Curing genetic disease with Machine Learning
Many diseases afflicting humans are genetic in origin, meaning that they are the result of faulty activation or deactivation of parts of the genome. Many such conditions are difficult to treat effectively by conventional means, but the emerging field of gene therapy promises to provide a potential solution.
Developing gene therapies requires gaining a detailed understanding of the functioning of the human genome, specifically around developing a better understanding of which proteins in genes bind, and where they do this in the genome. By gathering and processing extensive experimental data, with the help of machine learning technology, such a picture is being developed.
Using machine learning to help process and the data allows it to be carried out at a much greater volume. Doing so reliably and accurately, however, relies on developing a rigorously trained machine learning model. In turn, obtaining a quality model depends on the preparation of a sufficient quantity of high-quality training data and a carefully guided training process.
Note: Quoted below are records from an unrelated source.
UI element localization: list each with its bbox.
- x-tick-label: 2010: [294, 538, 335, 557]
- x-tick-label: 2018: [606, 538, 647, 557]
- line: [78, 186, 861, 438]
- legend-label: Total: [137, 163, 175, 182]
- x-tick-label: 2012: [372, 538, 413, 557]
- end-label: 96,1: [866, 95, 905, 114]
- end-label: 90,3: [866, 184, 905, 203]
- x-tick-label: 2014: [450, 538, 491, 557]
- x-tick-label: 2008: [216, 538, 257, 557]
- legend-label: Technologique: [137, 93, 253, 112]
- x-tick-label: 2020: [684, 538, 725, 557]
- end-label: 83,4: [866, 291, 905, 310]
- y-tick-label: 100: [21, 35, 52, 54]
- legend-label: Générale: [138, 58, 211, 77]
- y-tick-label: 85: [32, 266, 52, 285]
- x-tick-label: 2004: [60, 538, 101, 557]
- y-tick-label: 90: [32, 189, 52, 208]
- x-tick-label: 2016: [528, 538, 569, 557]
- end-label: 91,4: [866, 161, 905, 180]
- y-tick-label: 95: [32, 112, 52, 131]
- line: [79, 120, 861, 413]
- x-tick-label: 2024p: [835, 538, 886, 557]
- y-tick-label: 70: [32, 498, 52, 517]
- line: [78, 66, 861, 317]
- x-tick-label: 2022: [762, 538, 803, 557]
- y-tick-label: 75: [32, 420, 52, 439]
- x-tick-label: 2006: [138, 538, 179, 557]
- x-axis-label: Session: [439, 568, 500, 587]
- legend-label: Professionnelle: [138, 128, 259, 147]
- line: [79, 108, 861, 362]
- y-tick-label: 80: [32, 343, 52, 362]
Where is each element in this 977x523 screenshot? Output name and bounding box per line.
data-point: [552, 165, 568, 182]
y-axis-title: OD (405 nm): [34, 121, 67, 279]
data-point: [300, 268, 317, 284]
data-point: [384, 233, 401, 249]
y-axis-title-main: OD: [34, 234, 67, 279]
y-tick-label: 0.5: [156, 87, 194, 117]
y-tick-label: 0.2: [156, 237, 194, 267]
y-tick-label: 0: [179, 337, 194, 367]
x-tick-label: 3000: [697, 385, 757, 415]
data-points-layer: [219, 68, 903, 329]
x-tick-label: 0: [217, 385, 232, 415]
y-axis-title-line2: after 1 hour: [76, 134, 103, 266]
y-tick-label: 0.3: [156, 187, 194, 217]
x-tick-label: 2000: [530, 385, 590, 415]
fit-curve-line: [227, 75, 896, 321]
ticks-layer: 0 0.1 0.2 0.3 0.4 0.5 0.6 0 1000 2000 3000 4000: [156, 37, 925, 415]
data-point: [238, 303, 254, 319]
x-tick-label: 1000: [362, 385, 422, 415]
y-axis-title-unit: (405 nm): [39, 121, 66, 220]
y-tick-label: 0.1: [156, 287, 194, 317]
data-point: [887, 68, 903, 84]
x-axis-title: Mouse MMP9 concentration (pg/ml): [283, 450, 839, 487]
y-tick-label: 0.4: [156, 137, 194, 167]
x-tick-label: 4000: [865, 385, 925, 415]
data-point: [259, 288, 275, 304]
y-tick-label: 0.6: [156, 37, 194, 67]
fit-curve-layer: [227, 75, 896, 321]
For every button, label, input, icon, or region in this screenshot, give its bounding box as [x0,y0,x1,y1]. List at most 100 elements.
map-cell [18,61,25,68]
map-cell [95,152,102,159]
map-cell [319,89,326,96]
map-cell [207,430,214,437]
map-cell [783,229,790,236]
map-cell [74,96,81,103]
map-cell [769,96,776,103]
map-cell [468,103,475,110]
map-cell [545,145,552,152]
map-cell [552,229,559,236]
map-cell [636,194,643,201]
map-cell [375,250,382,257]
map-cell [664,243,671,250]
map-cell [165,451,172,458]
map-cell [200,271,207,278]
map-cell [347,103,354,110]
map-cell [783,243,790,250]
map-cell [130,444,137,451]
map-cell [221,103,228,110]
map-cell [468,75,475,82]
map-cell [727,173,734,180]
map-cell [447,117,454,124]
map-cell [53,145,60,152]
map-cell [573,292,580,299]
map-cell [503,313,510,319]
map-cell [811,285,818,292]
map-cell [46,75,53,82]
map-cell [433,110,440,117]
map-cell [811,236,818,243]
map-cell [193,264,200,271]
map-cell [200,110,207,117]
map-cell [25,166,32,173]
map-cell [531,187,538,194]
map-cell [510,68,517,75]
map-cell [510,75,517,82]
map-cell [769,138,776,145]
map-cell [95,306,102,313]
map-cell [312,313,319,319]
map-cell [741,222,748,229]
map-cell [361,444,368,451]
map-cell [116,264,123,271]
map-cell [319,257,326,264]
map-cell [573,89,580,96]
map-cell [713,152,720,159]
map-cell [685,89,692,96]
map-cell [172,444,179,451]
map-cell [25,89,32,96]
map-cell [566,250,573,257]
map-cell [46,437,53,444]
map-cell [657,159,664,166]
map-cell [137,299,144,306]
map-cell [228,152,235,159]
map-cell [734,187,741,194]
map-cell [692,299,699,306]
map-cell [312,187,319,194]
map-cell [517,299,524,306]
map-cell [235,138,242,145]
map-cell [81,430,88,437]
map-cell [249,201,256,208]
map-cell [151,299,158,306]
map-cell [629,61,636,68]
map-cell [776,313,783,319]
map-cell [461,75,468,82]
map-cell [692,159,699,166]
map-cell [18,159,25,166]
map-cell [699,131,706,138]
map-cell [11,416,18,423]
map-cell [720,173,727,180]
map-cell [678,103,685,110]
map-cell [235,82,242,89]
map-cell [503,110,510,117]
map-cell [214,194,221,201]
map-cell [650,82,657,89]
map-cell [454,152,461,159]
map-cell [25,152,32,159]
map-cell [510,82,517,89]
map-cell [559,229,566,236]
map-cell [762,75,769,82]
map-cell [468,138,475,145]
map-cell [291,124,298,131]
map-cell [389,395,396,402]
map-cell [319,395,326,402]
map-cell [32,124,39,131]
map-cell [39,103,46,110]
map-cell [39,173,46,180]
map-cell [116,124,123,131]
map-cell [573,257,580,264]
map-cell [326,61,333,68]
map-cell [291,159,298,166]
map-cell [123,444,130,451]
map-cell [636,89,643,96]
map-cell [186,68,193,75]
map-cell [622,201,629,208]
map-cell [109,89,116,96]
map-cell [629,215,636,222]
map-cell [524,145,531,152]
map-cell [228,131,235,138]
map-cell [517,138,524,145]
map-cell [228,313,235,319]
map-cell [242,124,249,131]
For the Wetherall institute, Zegami serves as a high productivity tool for both preparing training data, and for providing feedback on results from models throughout the training process.
With its filtering and layout tools, Zegami’s interface offers an order-of-magnitude increase in the efficiency of these tasks compared to previous approaches. The gains are achieved by enabling humans to handle items in batches of similar specimens rather than one by one.
Zegami also serves as a platform on which to publish all results to ensure their findings are fully open and available for others to reproduce or conduct their own analyses.